Tel un ressort qui vient de lâcher, Charlotte se retrouve pliée en deux, la tête en bas et le derrière en l'air pour regarder sous les tables, avant de s'exclamer sévèrement : "Bon ! Alors ! Céki kapami ses pantouf', là ?!"
Karim, hilare, lève le doigt. Tout en se marrant il lui répond en dodelinant de la tête : "Hé ! C'est moi maîtresse ! Mais j'ai pas froid du tout à mes pieds !"
Charlotte, intraitable, met les poings sur les hanches et lui fait les gros yeux. A ma grande stupéfaction (doublée d'une grande satisfaction), Karim s'exécute aussitôt et enfile ses pantoufles sans moufter.

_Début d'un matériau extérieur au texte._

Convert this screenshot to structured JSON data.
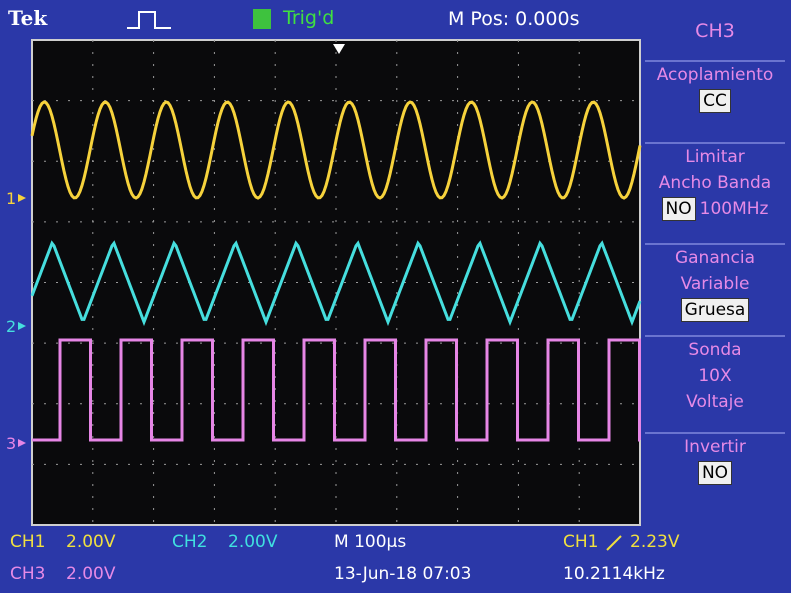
{
  "header": {
    "brand": "Tek",
    "trigger_status": "Trig'd",
    "horizontal_position": "M Pos: 0.000s"
  },
  "channel_markers": [
    "1",
    "2",
    "3"
  ],
  "menu": {
    "title": "CH3",
    "items": [
      {
        "label_lines": [
          "Acoplamiento"
        ],
        "value": "CC"
      },
      {
        "label_lines": [
          "Limitar",
          "Ancho Banda"
        ],
        "value": "NO",
        "value_suffix": "100MHz"
      },
      {
        "label_lines": [
          "Ganancia",
          "Variable"
        ],
        "value": "Gruesa"
      },
      {
        "label_lines": [
          "Sonda",
          "10X",
          "Voltaje"
        ]
      },
      {
        "label_lines": [
          "Invertir"
        ],
        "value": "NO"
      }
    ]
  },
  "footer": {
    "ch1": {
      "channel": "CH1",
      "scale": "2.00V"
    },
    "ch2": {
      "channel": "CH2",
      "scale": "2.00V"
    },
    "timebase": "M 100µs",
    "trigger": {
      "channel": "CH1",
      "level": "2.23V"
    },
    "ch3": {
      "channel": "CH3",
      "scale": "2.00V"
    },
    "datetime": "13-Jun-18 07:03",
    "frequency": "10.2114kHz"
  }
}
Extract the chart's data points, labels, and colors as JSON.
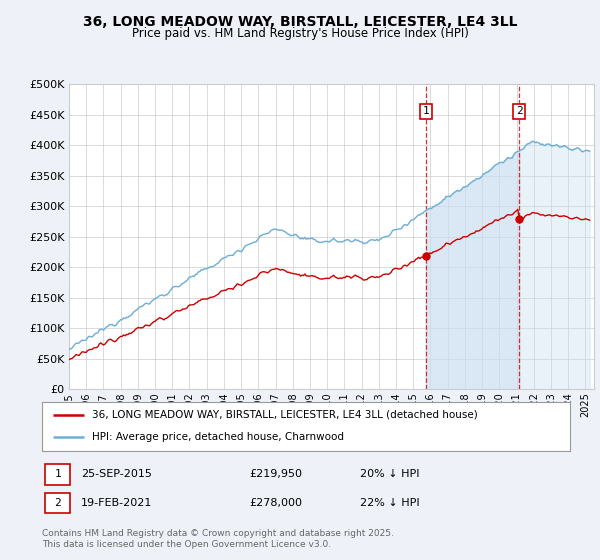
{
  "title": "36, LONG MEADOW WAY, BIRSTALL, LEICESTER, LE4 3LL",
  "subtitle": "Price paid vs. HM Land Registry's House Price Index (HPI)",
  "ytick_vals": [
    0,
    50000,
    100000,
    150000,
    200000,
    250000,
    300000,
    350000,
    400000,
    450000,
    500000
  ],
  "hpi_color": "#6baed6",
  "price_color": "#cc0000",
  "marker1_date_str": "25-SEP-2015",
  "marker1_price": 219950,
  "marker1_note": "20% ↓ HPI",
  "marker1_year": 2015.73,
  "marker2_date_str": "19-FEB-2021",
  "marker2_price": 278000,
  "marker2_note": "22% ↓ HPI",
  "marker2_year": 2021.13,
  "legend_line1": "36, LONG MEADOW WAY, BIRSTALL, LEICESTER, LE4 3LL (detached house)",
  "legend_line2": "HPI: Average price, detached house, Charnwood",
  "footer": "Contains HM Land Registry data © Crown copyright and database right 2025.\nThis data is licensed under the Open Government Licence v3.0.",
  "background_color": "#eef2f8",
  "plot_bg_color": "#ffffff",
  "fill_color": "#c9dff0",
  "grid_color": "#cccccc"
}
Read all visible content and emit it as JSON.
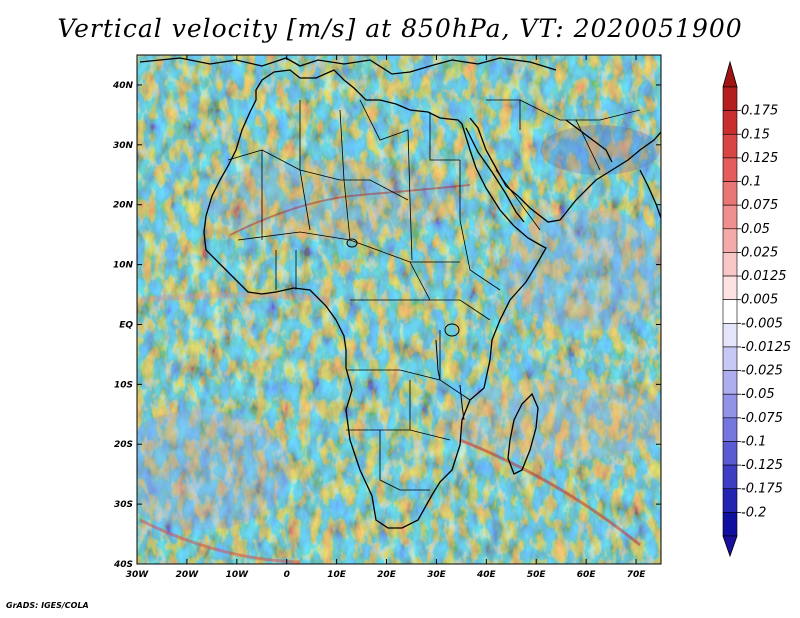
{
  "title": "Vertical velocity [m/s] at 850hPa, VT: 2020051900",
  "footer": "GrADS: IGES/COLA",
  "map": {
    "lon_range": [
      -30,
      75
    ],
    "lat_range": [
      -40,
      45
    ],
    "x_ticks": [
      {
        "value": -30,
        "label": "30W"
      },
      {
        "value": -20,
        "label": "20W"
      },
      {
        "value": -10,
        "label": "10W"
      },
      {
        "value": 0,
        "label": "0"
      },
      {
        "value": 10,
        "label": "10E"
      },
      {
        "value": 20,
        "label": "20E"
      },
      {
        "value": 30,
        "label": "30E"
      },
      {
        "value": 40,
        "label": "40E"
      },
      {
        "value": 50,
        "label": "50E"
      },
      {
        "value": 60,
        "label": "60E"
      },
      {
        "value": 70,
        "label": "70E"
      }
    ],
    "y_ticks": [
      {
        "value": 40,
        "label": "40N"
      },
      {
        "value": 30,
        "label": "30N"
      },
      {
        "value": 20,
        "label": "20N"
      },
      {
        "value": 10,
        "label": "10N"
      },
      {
        "value": 0,
        "label": "EQ"
      },
      {
        "value": -10,
        "label": "10S"
      },
      {
        "value": -20,
        "label": "20S"
      },
      {
        "value": -30,
        "label": "30S"
      },
      {
        "value": -40,
        "label": "40S"
      }
    ]
  },
  "colorbar": {
    "labels": [
      "0.175",
      "0.15",
      "0.125",
      "0.1",
      "0.075",
      "0.05",
      "0.025",
      "0.0125",
      "0.005",
      "-0.005",
      "-0.0125",
      "-0.025",
      "-0.05",
      "-0.075",
      "-0.1",
      "-0.125",
      "-0.175",
      "-0.2"
    ],
    "colors": [
      "#b51e1e",
      "#c92e2e",
      "#d94444",
      "#e45c5c",
      "#ea7575",
      "#f08f8f",
      "#f5aaaa",
      "#f9c6c6",
      "#fce2e2",
      "#ffffff",
      "#e4e4fb",
      "#c8c8f5",
      "#adadef",
      "#9292e8",
      "#7676df",
      "#5a5ad2",
      "#3e3ec4",
      "#2424b3",
      "#1010a0"
    ],
    "top_color": "#a01414",
    "bottom_color": "#1a10a0"
  }
}
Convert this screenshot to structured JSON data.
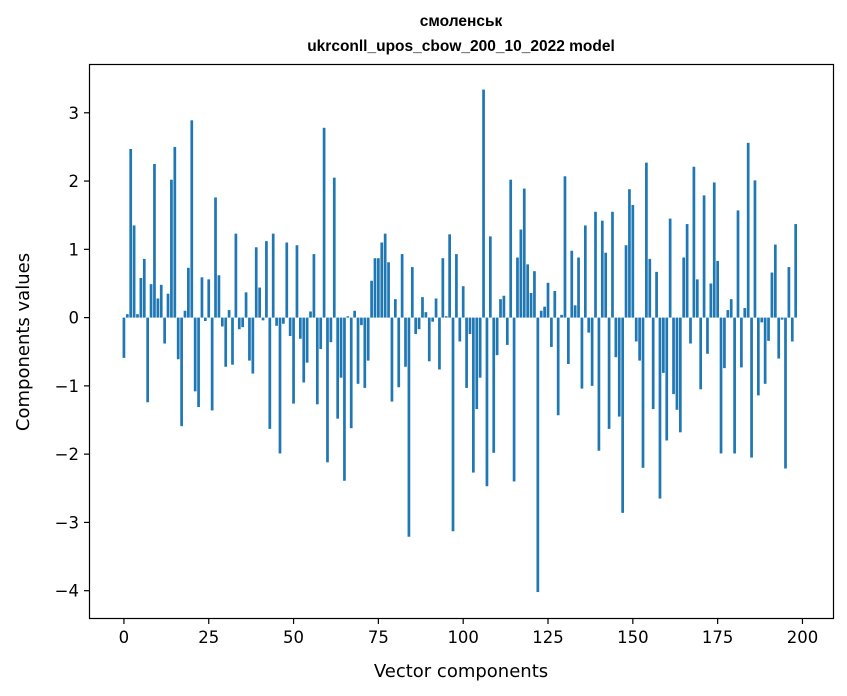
{
  "chart_data": {
    "type": "bar",
    "title": "смоленськ",
    "subtitle": "ukrconll_upos_cbow_200_10_2022 model",
    "xlabel": "Vector components",
    "ylabel": "Components values",
    "xlim": [
      -10,
      209
    ],
    "ylim": [
      -4.4,
      3.7
    ],
    "xticks": [
      0,
      25,
      50,
      75,
      100,
      125,
      150,
      175,
      200
    ],
    "yticks": [
      -4,
      -3,
      -2,
      -1,
      0,
      1,
      2,
      3
    ],
    "ytick_labels": [
      "−4",
      "−3",
      "−2",
      "−1",
      "0",
      "1",
      "2",
      "3"
    ],
    "bar_color": "#1f77b4",
    "grid": false,
    "values": [
      -0.59,
      0.05,
      2.47,
      1.35,
      0.05,
      0.58,
      0.86,
      -1.24,
      0.49,
      2.25,
      0.28,
      0.48,
      -0.38,
      0.35,
      2.02,
      2.5,
      -0.61,
      -1.59,
      0.1,
      0.73,
      2.89,
      -1.08,
      -1.31,
      0.59,
      -0.05,
      0.56,
      -1.36,
      1.76,
      0.62,
      -0.13,
      -0.72,
      0.11,
      -0.69,
      1.23,
      -0.17,
      -0.14,
      0.37,
      -0.63,
      -0.82,
      1.03,
      0.44,
      -0.04,
      1.12,
      -1.63,
      1.23,
      -0.12,
      -1.99,
      -0.09,
      1.1,
      -0.27,
      -1.26,
      1.06,
      -0.31,
      -0.95,
      -0.66,
      0.09,
      0.93,
      -1.27,
      -0.46,
      2.78,
      -2.12,
      -0.36,
      2.05,
      -1.48,
      -0.88,
      -2.39,
      0.02,
      -1.62,
      0.1,
      -0.97,
      -0.11,
      -1.03,
      -0.63,
      0.54,
      0.87,
      0.87,
      1.1,
      1.23,
      0.81,
      -1.23,
      0.27,
      -1.02,
      0.93,
      -0.72,
      -3.21,
      0.74,
      -0.24,
      -0.17,
      0.3,
      0.08,
      -0.64,
      -0.06,
      0.28,
      -0.76,
      0.87,
      0.02,
      1.22,
      -3.13,
      0.93,
      -0.35,
      0.46,
      -1.03,
      -0.24,
      -2.27,
      -1.34,
      -0.88,
      3.34,
      -2.47,
      1.19,
      -1.98,
      -0.55,
      0.27,
      0.32,
      -0.4,
      2.02,
      -2.4,
      0.88,
      1.29,
      1.89,
      0.78,
      0.36,
      0.68,
      -4.02,
      0.1,
      0.16,
      0.51,
      -0.43,
      0.39,
      -1.43,
      0.04,
      2.07,
      -0.68,
      0.98,
      0.18,
      0.88,
      -1.04,
      1.35,
      -0.22,
      -1.0,
      1.55,
      -1.95,
      1.42,
      0.95,
      -1.63,
      1.55,
      -0.58,
      -1.45,
      -2.86,
      1.06,
      1.88,
      1.65,
      -0.35,
      -0.63,
      -2.2,
      2.27,
      0.86,
      -1.34,
      0.67,
      -2.65,
      -0.81,
      -1.8,
      1.45,
      -1.12,
      -1.35,
      -1.68,
      0.88,
      1.37,
      -0.38,
      2.21,
      0.56,
      -1.05,
      1.79,
      -0.53,
      0.5,
      1.98,
      0.83,
      -1.99,
      -0.74,
      0.11,
      0.27,
      -1.99,
      1.57,
      -0.73,
      0.14,
      2.56,
      -2.05,
      2.01,
      -1.14,
      -0.07,
      -0.97,
      -0.34,
      0.66,
      1.07,
      -0.6,
      -0.03,
      -2.21,
      0.74,
      -0.35,
      1.37
    ]
  }
}
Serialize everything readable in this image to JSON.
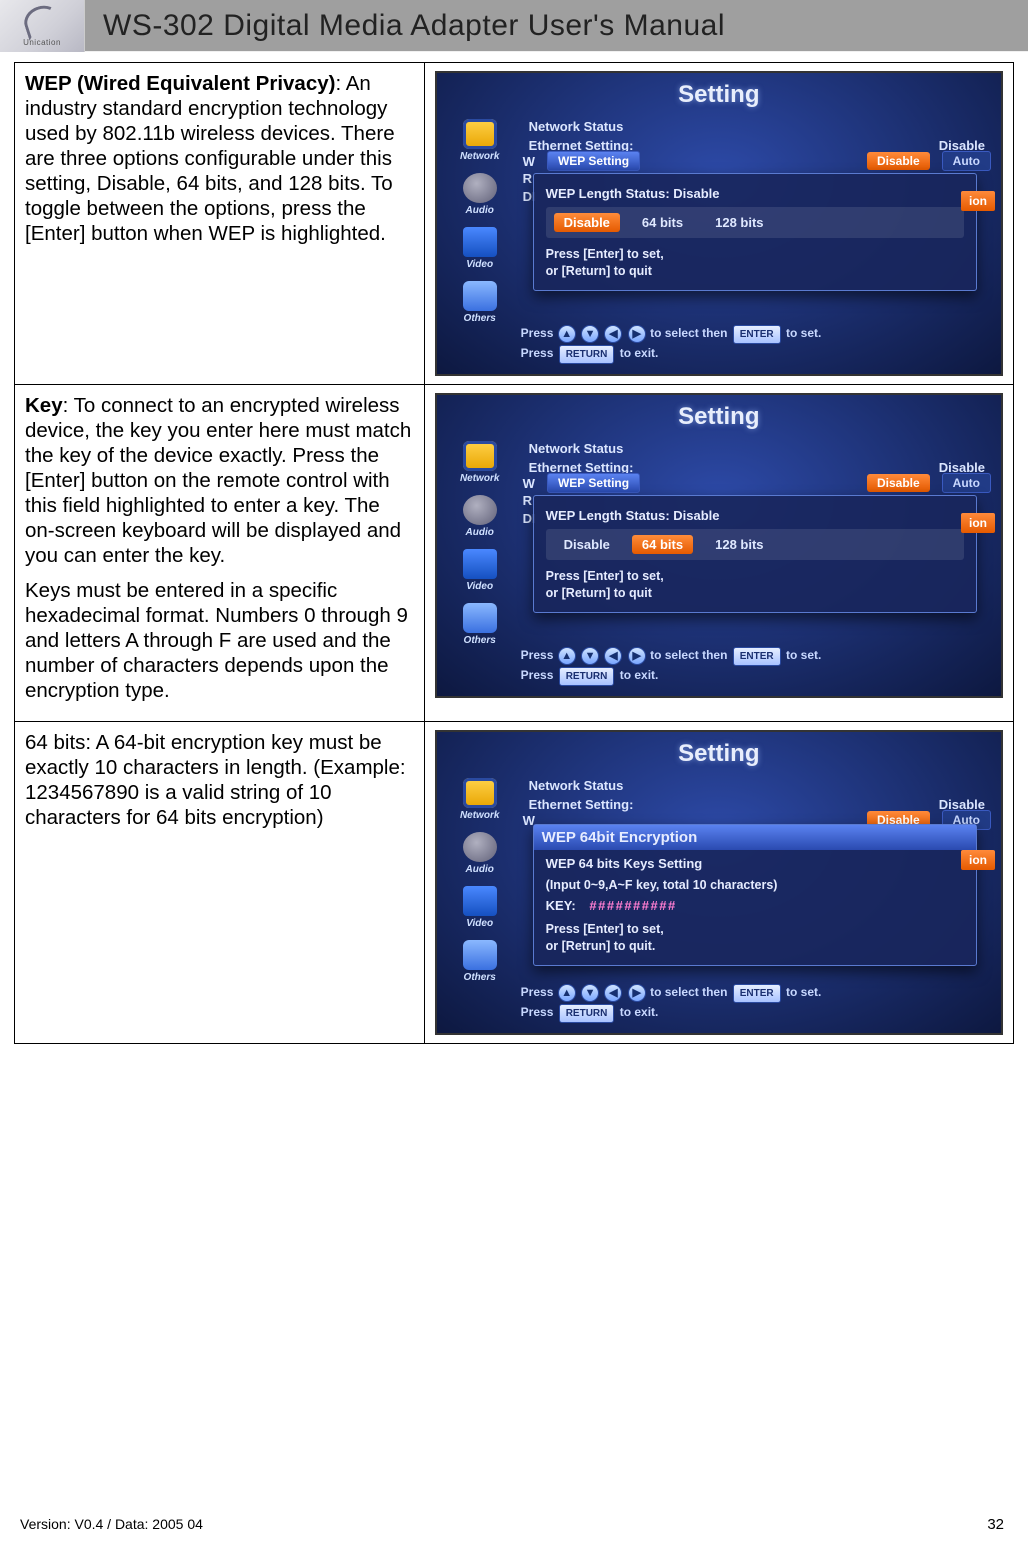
{
  "header": {
    "logo_label": "Unication",
    "title": "WS-302 Digital Media Adapter User's Manual"
  },
  "footer": {
    "version_text": "Version: V0.4 / Data: 2005 04",
    "page_number": "32"
  },
  "rows": [
    {
      "paragraphs": [
        "<strong>WEP (Wired Equivalent Privacy)</strong>: An industry standard encryption technology used by 802.11b wireless devices. There are three options configurable under this setting, Disable, 64 bits, and 128 bits. To toggle between the options, press the [Enter] button when WEP is highlighted."
      ],
      "screenshot": {
        "title": "Setting",
        "rows": [
          {
            "lbl": "Network Status",
            "val": ""
          },
          {
            "lbl": "Ethernet Setting:",
            "val": "Disable"
          }
        ],
        "top_pills": {
          "w_prefix": "W",
          "label": "WEP Setting",
          "disable": "Disable",
          "auto": "Auto"
        },
        "dialog": {
          "status": "WEP Length Status: Disable",
          "options": [
            "Disable",
            "64 bits",
            "128 bits"
          ],
          "selected": 0,
          "hint1": "Press [Enter] to set,",
          "hint2": "or [Return] to quit"
        },
        "ion": "ion",
        "side": [
          "Network",
          "Audio",
          "Video",
          "Others"
        ],
        "help1_a": "Press ",
        "help1_b": " to select then ",
        "help1_enter": "ENTER",
        "help1_c": " to set.",
        "help2_a": "Press ",
        "help2_return": "RETURN",
        "help2_b": " to exit.",
        "r_prefix": "R",
        "di_prefix": "DI"
      }
    },
    {
      "paragraphs": [
        "<strong>Key</strong>: To connect to an encrypted wireless device, the key you enter here must match the key of the device exactly. Press the [Enter] button on the remote control with this field highlighted to enter a key. The on-screen keyboard will be displayed and you can enter the key.",
        "Keys must be entered in a specific hexadecimal format. Numbers 0 through 9 and letters A through F are used and the number of characters depends upon the encryption type."
      ],
      "screenshot": {
        "title": "Setting",
        "rows": [
          {
            "lbl": "Network Status",
            "val": ""
          },
          {
            "lbl": "Ethernet Setting:",
            "val": "Disable"
          }
        ],
        "top_pills": {
          "w_prefix": "W",
          "label": "WEP Setting",
          "disable": "Disable",
          "auto": "Auto"
        },
        "dialog": {
          "status": "WEP Length Status: Disable",
          "options": [
            "Disable",
            "64 bits",
            "128 bits"
          ],
          "selected": 1,
          "hint1": "Press [Enter] to set,",
          "hint2": "or [Return] to quit"
        },
        "ion": "ion",
        "side": [
          "Network",
          "Audio",
          "Video",
          "Others"
        ],
        "help1_a": "Press ",
        "help1_b": " to select then ",
        "help1_enter": "ENTER",
        "help1_c": " to set.",
        "help2_a": "Press ",
        "help2_return": "RETURN",
        "help2_b": " to exit.",
        "r_prefix": "R",
        "di_prefix": "DI"
      }
    },
    {
      "paragraphs": [
        "64 bits: A 64-bit encryption key must be exactly 10 characters in length. (Example: 1234567890 is a valid string of 10 characters for 64 bits encryption)"
      ],
      "screenshot": {
        "title": "Setting",
        "rows": [
          {
            "lbl": "Network Status",
            "val": ""
          },
          {
            "lbl": "Ethernet Setting:",
            "val": "Disable"
          }
        ],
        "top_pills": {
          "w_prefix": "W",
          "label": "",
          "disable": "Disable",
          "auto": "Auto"
        },
        "dialog64": {
          "title": "WEP 64bit Encryption",
          "line1": "WEP 64 bits Keys Setting",
          "line2": "(Input 0~9,A~F key, total 10 characters)",
          "key_label": "KEY:",
          "key_value": "##########",
          "hint1": "Press [Enter] to set,",
          "hint2": "or [Retrun] to quit."
        },
        "ion": "ion",
        "side": [
          "Network",
          "Audio",
          "Video",
          "Others"
        ],
        "help1_a": "Press ",
        "help1_b": " to select then ",
        "help1_enter": "ENTER",
        "help1_c": " to set.",
        "help2_a": "Press ",
        "help2_return": "RETURN",
        "help2_b": " to exit."
      }
    }
  ],
  "colors": {
    "header_band": "#9f9f9f",
    "border": "#000000",
    "screenshot_bg_inner": "#2d4aa8",
    "screenshot_bg_outer": "#0d1840",
    "pill_orange_a": "#ff8a3a",
    "pill_orange_b": "#e55a00",
    "dialog_border": "#5a7ad0"
  }
}
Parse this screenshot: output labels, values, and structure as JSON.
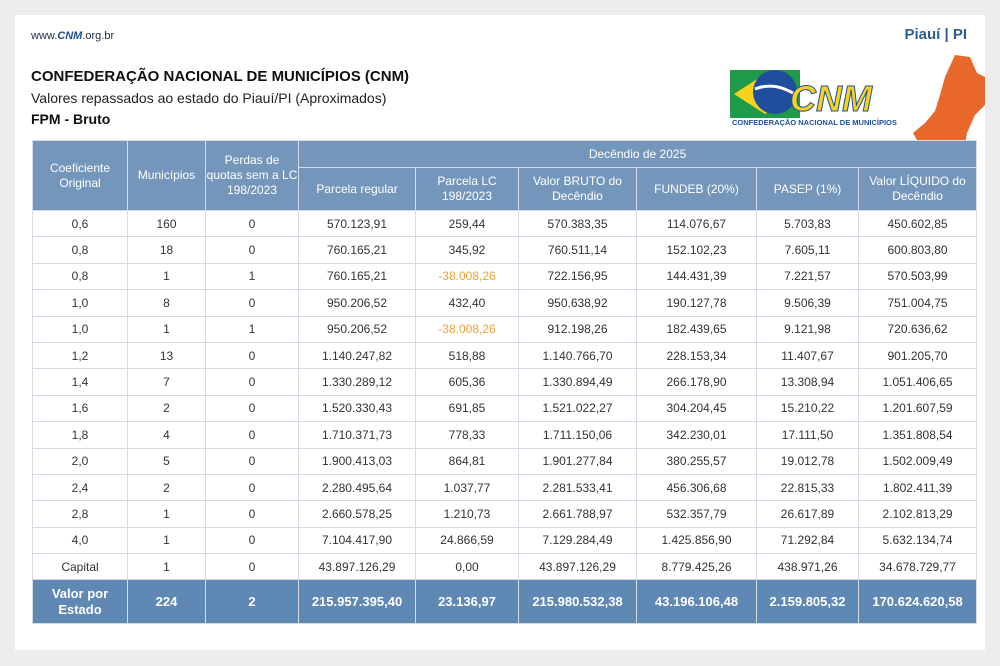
{
  "header": {
    "site": {
      "prefix": "www.",
      "brand": "CNM",
      "suffix": ".org.br"
    },
    "state": "Piauí | PI",
    "title": "CONFEDERAÇÃO NACIONAL DE MUNICÍPIOS (CNM)",
    "subtitle": "Valores repassados ao estado do Piauí/PI (Aproximados)",
    "section": "FPM - Bruto"
  },
  "logo": {
    "name": "CNM",
    "tagline": "CONFEDERAÇÃO NACIONAL DE MUNICÍPIOS"
  },
  "table": {
    "columns": [
      "Coeficiente Original",
      "Municípios",
      "Perdas de quotas sem a LC 198/2023"
    ],
    "group": "Decêndio de 2025",
    "group_columns": [
      "Parcela regular",
      "Parcela LC 198/2023",
      "Valor BRUTO do Decêndio",
      "FUNDEB (20%)",
      "PASEP (1%)",
      "Valor LÍQUIDO do Decêndio"
    ],
    "rows": [
      [
        "0,6",
        "160",
        "0",
        "570.123,91",
        "259,44",
        "570.383,35",
        "114.076,67",
        "5.703,83",
        "450.602,85"
      ],
      [
        "0,8",
        "18",
        "0",
        "760.165,21",
        "345,92",
        "760.511,14",
        "152.102,23",
        "7.605,11",
        "600.803,80"
      ],
      [
        "0,8",
        "1",
        "1",
        "760.165,21",
        "-38.008,26",
        "722.156,95",
        "144.431,39",
        "7.221,57",
        "570.503,99"
      ],
      [
        "1,0",
        "8",
        "0",
        "950.206,52",
        "432,40",
        "950.638,92",
        "190.127,78",
        "9.506,39",
        "751.004,75"
      ],
      [
        "1,0",
        "1",
        "1",
        "950.206,52",
        "-38.008,26",
        "912.198,26",
        "182.439,65",
        "9.121,98",
        "720.636,62"
      ],
      [
        "1,2",
        "13",
        "0",
        "1.140.247,82",
        "518,88",
        "1.140.766,70",
        "228.153,34",
        "11.407,67",
        "901.205,70"
      ],
      [
        "1,4",
        "7",
        "0",
        "1.330.289,12",
        "605,36",
        "1.330.894,49",
        "266.178,90",
        "13.308,94",
        "1.051.406,65"
      ],
      [
        "1,6",
        "2",
        "0",
        "1.520.330,43",
        "691,85",
        "1.521.022,27",
        "304.204,45",
        "15.210,22",
        "1.201.607,59"
      ],
      [
        "1,8",
        "4",
        "0",
        "1.710.371,73",
        "778,33",
        "1.711.150,06",
        "342.230,01",
        "17.111,50",
        "1.351.808,54"
      ],
      [
        "2,0",
        "5",
        "0",
        "1.900.413,03",
        "864,81",
        "1.901.277,84",
        "380.255,57",
        "19.012,78",
        "1.502.009,49"
      ],
      [
        "2,4",
        "2",
        "0",
        "2.280.495,64",
        "1.037,77",
        "2.281.533,41",
        "456.306,68",
        "22.815,33",
        "1.802.411,39"
      ],
      [
        "2,8",
        "1",
        "0",
        "2.660.578,25",
        "1.210,73",
        "2.661.788,97",
        "532.357,79",
        "26.617,89",
        "2.102.813,29"
      ],
      [
        "4,0",
        "1",
        "0",
        "7.104.417,90",
        "24.866,59",
        "7.129.284,49",
        "1.425.856,90",
        "71.292,84",
        "5.632.134,74"
      ],
      [
        "Capital",
        "1",
        "0",
        "43.897.126,29",
        "0,00",
        "43.897.126,29",
        "8.779.425,26",
        "438.971,26",
        "34.678.729,77"
      ]
    ],
    "total": [
      "Valor por Estado",
      "224",
      "2",
      "215.957.395,40",
      "23.136,97",
      "215.980.532,38",
      "43.196.106,48",
      "2.159.805,32",
      "170.624.620,58"
    ]
  }
}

La maîtresse reprend : "Bon, les enfants : vous avez bien compris ce que l'infirmière vous a dit, là ? C'est pour votre bien, hein ? Pour votre SANTÉ ! Alors on va pas vous le répéter 50 fois, d'accord ?!"
Et tout le monde en choeur, sauf la poupée et les peluches, bien entendu : "Ouiii Maîtresse !"
"Bon ! C'est bien !" répond-elle le menton en l'air, sévère mais satisfaite.
Depuis déjà un bon moment, Marco - qui d'ordinaire ressemble plus à un Zébulon agité qu'à un enfant sage - lève le doigt en silence en attendant que la maîtresse veuille bien lui donner la parole. Alors lui il m'épate, je n'en reviens pas. Quand elle le regarde enfin, il lui demande poliment :
"Maîtresse, c'est l'heure de la récré, est-ce que je peux sortir pour aller jouer, s'il vous plaît ?"
La maîtresse accepte volontiers et pense même à le féliciter pour son bon comportement de la matinée.
"Ouaiiis !!!" Ravi, Marco saute de sa chaise, se précipite sur son cartable, en sort une petite balle rouge et court "jouer à la récré" à l'autre bout de la pièce.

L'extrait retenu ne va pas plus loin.